Stres adalah respon alami tubuh ketika menghadapi tekanan, tantangan, atau ancaman. Dalam kadar ringan dan jangka pendek, stres membantu tubuh tetap waspada dan fokus. Namun ketika stres berlangsung lama dan tidak terkelola, dampaknya dapat merusak berbagai sistem penting dalam tubuh. Banyak orang merasakan lelah, sulit tidur, atau cemas tanpa menyadari bahwa akar masalahnya adalah stres kronis yang mempengaruhi jantung, sistem pencernaan, dan keseimbangan hormon. Artikel ini membahas bagaimana stres bekerja di dalam tubuh, mengapa dampaknya begitu luas, serta apa yang sebenarnya terjadi pada jantung, pencernaan, dan hormon saat stres berlangsung lama.

Bagaimana Stres Bekerja di Dalam Tubuh
Saat seseorang mengalami stres, otak mengaktifkan sistem saraf simpatik dan poros hipotalamus–pituitari–adrenal (HPA axis).

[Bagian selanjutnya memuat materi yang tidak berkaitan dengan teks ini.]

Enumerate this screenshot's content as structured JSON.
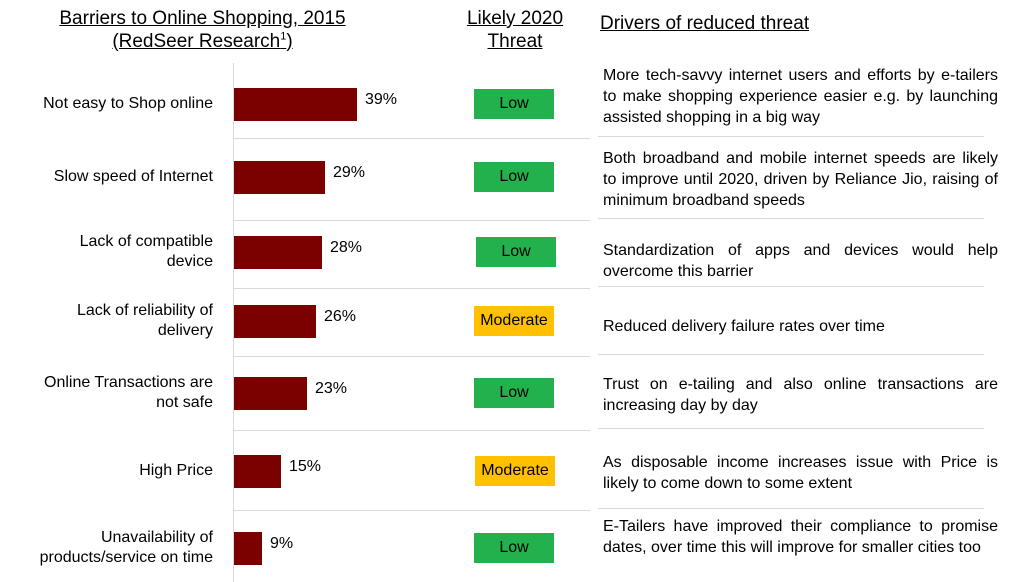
{
  "headers": {
    "barriers_title": "Barriers to Online Shopping, 2015",
    "barriers_source": "(RedSeer Research",
    "barriers_source_sup": "1",
    "barriers_source_close": ")",
    "threat_line1": "Likely 2020",
    "threat_line2": "Threat",
    "drivers": "Drivers of reduced threat"
  },
  "rows": [
    {
      "label_lines": [
        "Not easy to Shop online"
      ],
      "value_label": "39%",
      "threat": "Low",
      "threat_color": "#22b14c",
      "driver": "More tech-savvy internet users and efforts by e-tailers to make shopping experience easier e.g. by launching assisted shopping in a big way"
    },
    {
      "label_lines": [
        "Slow speed of Internet"
      ],
      "value_label": "29%",
      "threat": "Low",
      "threat_color": "#22b14c",
      "driver": "Both broadband and mobile internet speeds are likely to improve until 2020, driven by Reliance Jio, raising of minimum broadband speeds"
    },
    {
      "label_lines": [
        "Lack of compatible",
        "device"
      ],
      "value_label": "28%",
      "threat": "Low",
      "threat_color": "#22b14c",
      "driver": "Standardization of apps and devices would help overcome this barrier"
    },
    {
      "label_lines": [
        "Lack of reliability of",
        "delivery"
      ],
      "value_label": "26%",
      "threat": "Moderate",
      "threat_color": "#ffc000",
      "driver": "Reduced delivery failure rates over time"
    },
    {
      "label_lines": [
        "Online Transactions are",
        "not safe"
      ],
      "value_label": "23%",
      "threat": "Low",
      "threat_color": "#22b14c",
      "driver": "Trust on e-tailing and also online transactions are increasing day by day"
    },
    {
      "label_lines": [
        "High Price"
      ],
      "value_label": "15%",
      "threat": "Moderate",
      "threat_color": "#ffc000",
      "driver": "As disposable income increases issue with Price is likely to come down to some extent"
    },
    {
      "label_lines": [
        "Unavailability of",
        "products/service on time"
      ],
      "value_label": "9%",
      "threat": "Low",
      "threat_color": "#22b14c",
      "driver": "E-Tailers have improved their compliance to promise dates, over time this will improve for smaller cities too"
    }
  ],
  "chart_data": {
    "type": "bar",
    "orientation": "horizontal",
    "title": "Barriers to Online Shopping, 2015",
    "categories": [
      "Not easy to Shop online",
      "Slow speed of Internet",
      "Lack of compatible device",
      "Lack of reliability of delivery",
      "Online Transactions are not safe",
      "High Price",
      "Unavailability of products/service on time"
    ],
    "values": [
      39,
      29,
      28,
      26,
      23,
      15,
      9
    ],
    "unit": "%",
    "bar_color": "#7b0000"
  }
}
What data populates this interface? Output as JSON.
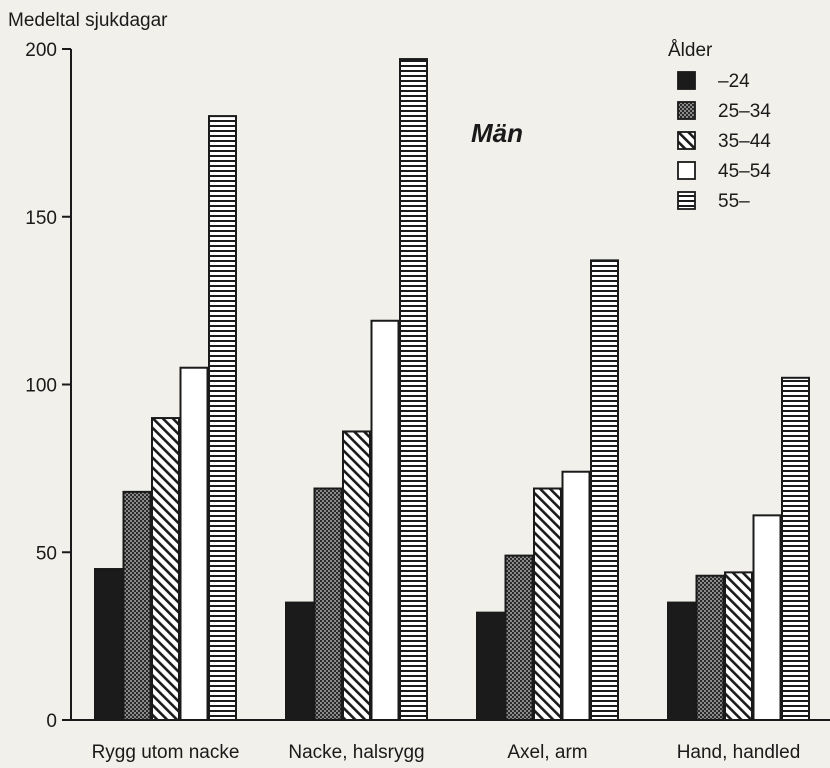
{
  "chart_data": {
    "type": "bar",
    "title": "Män",
    "ylabel": "Medeltal sjukdagar",
    "xlabel": "",
    "ylim": [
      0,
      200
    ],
    "yticks": [
      0,
      50,
      100,
      150,
      200
    ],
    "categories": [
      "Rygg utom nacke",
      "Nacke, halsrygg",
      "Axel, arm",
      "Hand, handled"
    ],
    "legend_title": "Ålder",
    "legend_position": "top-right",
    "grid": false,
    "series": [
      {
        "name": "–24",
        "pattern": "solid",
        "values": [
          45,
          35,
          32,
          35
        ]
      },
      {
        "name": "25–34",
        "pattern": "crosshatch",
        "values": [
          68,
          69,
          49,
          43
        ]
      },
      {
        "name": "35–44",
        "pattern": "diagonal",
        "values": [
          90,
          86,
          69,
          44
        ]
      },
      {
        "name": "45–54",
        "pattern": "white",
        "values": [
          105,
          119,
          74,
          61
        ]
      },
      {
        "name": "55–",
        "pattern": "horizontal",
        "values": [
          180,
          197,
          137,
          102
        ]
      }
    ]
  }
}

Sistem ini memicu pelepasan hormon stres utama, yaitu adrenalin dan kortisol. Adrenalin meningkatkan detak jantung dan tekanan darah, sementara kortisol menaikkan kadar gula darah dan mengalihkan energi ke organ vital.
Respons ini dikenal sebagai mekanisme “fight or flight”. Masalah muncul ketika tubuh terus-menerus berada dalam kondisi ini tanpa waktu pemulihan. Kortisol yang seharusnya turun setelah stres berlalu justru tetap tinggi, membuat tubuh berada dalam mode siaga berkepanjangan. Inilah yang kemudian memicu gangguan pada berbagai organ.
Efek Stres pada Jantung dan Sistem Kardiovaskular
Jantung adalah salah satu organ yang paling cepat merespons stres. Setiap kali stres muncul, detak jantung meningkat dan pembuluh darah menyempit untuk meningkatkan aliran darah ke otot dan otak. Dalam jangka pendek, kondisi ini tidak berbahaya. Namun pada stres kronis, efeknya menjadi merusak.
Peningkatan Tekanan Darah
Kortisol dan adrenalin yang terus tinggi menyebabkan pembuluh darah tetap menyempit. Akibatnya, tekanan darah meningkat dan sulit kembali normal. Stres kronis telah terbukti berkontribusi pada hipertensi, terutama bila disertai kurang tidur dan pola makan tidak sehat.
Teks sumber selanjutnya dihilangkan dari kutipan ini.